【消えた偉人・物語】昭憲皇太后
第2期国定修身教科書に、「皇后陛下」という文章が載せられている。ここでいう皇后陛下とは明治天皇の皇后、昭憲皇太后(1850~1914年)のこと。書き出しはこうである。
「皇后陛下は教育の事に深く御心を用ひさせ給ひ、さきに東京女子師範学校に みがかずば玉も鏡もなにかせん まなびの道もかくこそありけれ といふ御歌を賜ひ、又華族女学校を建てさせ給ひて『金剛石』『水は器』の御歌を賜へり」
東京女子師範学校が設立されたのが、明治8(1875)年。下賜された「みがかずば…」の御歌は同校の校歌に採用され、現在(お茶の水女子大学)も歌い継がれている。「金剛石」や「水は器」の歌詞内容からわかるように、皇太后は教育において特に道徳教育に専心された。皇太后の内意を受けて『明治孝節録』(福羽美静編、明治10年)、『婦女鑑』(西村茂樹編、同20年)という修身教科書がそれぞれ宮内省から出されているが、これは外国の翻訳教科書が多かった当時のことを考えると、わが国道徳教育史上重要な意義があるといえよう。
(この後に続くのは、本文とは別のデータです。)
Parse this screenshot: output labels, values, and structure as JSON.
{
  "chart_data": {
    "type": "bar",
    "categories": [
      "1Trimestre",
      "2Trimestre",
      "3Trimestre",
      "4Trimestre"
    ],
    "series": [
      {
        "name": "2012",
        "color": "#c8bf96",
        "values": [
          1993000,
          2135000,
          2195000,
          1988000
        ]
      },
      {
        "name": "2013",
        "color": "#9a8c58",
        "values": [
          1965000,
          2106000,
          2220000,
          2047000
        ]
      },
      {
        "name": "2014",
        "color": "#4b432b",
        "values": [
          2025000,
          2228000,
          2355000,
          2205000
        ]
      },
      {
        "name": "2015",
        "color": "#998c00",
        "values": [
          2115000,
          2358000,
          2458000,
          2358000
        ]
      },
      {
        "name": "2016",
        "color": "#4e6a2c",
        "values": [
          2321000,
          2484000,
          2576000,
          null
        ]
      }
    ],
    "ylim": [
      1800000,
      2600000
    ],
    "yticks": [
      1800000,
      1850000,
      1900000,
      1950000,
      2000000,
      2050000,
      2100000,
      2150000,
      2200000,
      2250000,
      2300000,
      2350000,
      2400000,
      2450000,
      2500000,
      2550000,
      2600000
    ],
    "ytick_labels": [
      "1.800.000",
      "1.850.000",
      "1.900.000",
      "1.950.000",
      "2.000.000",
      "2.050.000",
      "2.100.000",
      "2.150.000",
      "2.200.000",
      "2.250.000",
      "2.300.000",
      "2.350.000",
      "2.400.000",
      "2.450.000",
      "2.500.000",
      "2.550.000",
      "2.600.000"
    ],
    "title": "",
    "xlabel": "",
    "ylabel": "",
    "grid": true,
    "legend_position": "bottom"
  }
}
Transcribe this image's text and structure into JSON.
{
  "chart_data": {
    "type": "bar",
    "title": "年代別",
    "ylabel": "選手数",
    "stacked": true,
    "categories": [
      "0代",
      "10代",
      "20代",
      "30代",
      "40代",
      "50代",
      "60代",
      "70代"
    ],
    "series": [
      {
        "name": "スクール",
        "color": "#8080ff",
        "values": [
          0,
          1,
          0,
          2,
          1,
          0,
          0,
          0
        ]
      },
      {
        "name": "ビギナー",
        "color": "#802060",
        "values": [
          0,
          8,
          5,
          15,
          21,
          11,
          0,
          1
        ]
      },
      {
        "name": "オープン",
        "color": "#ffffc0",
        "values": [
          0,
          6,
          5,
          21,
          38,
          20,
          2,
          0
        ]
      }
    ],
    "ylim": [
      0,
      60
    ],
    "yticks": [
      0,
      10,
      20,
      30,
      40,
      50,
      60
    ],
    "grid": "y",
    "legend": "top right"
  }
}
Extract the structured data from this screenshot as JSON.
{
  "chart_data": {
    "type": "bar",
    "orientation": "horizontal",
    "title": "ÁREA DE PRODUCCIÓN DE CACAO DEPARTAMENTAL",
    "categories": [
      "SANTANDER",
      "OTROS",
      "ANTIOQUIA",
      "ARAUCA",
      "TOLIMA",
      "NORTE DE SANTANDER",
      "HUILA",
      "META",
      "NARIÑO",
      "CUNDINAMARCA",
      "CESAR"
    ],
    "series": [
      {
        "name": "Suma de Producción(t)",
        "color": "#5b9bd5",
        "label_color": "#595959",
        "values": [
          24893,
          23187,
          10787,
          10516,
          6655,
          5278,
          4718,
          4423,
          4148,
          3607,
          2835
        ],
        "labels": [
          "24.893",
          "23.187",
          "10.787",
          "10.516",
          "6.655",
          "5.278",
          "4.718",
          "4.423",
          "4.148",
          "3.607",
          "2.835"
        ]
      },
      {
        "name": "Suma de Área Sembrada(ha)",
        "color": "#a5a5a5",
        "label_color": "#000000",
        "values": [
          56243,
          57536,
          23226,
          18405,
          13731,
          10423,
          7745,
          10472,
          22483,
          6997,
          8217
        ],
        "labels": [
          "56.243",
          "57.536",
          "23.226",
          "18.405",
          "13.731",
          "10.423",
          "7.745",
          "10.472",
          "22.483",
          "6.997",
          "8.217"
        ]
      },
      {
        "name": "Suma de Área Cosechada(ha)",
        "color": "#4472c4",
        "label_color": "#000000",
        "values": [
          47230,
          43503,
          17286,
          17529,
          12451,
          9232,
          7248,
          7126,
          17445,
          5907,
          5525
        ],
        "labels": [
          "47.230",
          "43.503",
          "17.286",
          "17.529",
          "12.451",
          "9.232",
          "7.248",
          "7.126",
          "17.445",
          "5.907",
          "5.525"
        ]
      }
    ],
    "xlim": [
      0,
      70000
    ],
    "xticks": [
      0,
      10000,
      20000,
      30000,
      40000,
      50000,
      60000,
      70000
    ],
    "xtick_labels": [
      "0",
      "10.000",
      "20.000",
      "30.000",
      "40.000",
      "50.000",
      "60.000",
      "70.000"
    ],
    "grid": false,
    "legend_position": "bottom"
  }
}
また、「皇后陛下は…赤十字社事業の発達を思召(おぼしめ)さるること深くして、日本赤十字社総会に常に行啓あらせらる」と記されているように、皇太后は社会福祉事業の推進にも尽力なされた。明治24(1891)年に、皇太后のご支援で日赤(現在の日赤医療センター)の病院が開院された。そして同45(1912)年、「平時でも人類の幸福と平和をはかることこそ赤十字の本旨」との思し召しにより万国赤十字連合に寄付をされているが、赤十字の事業として戦時だけでなく平時の人道的な事業を奨励することは、当時、国際的には画期的なことであった。このお金は「昭憲皇太后基金」として、今も人道支援活動の拡充などの事業費にあてられ、世界の多くの地域を援助し続けている。
「皇后はじつに慈愛と権威とを有する天使である」。イギリス公使マクドナルドが皇太后に拝謁するたびに言ったこの言葉は、皇太后の真実の姿を伝えて余すところがないのである。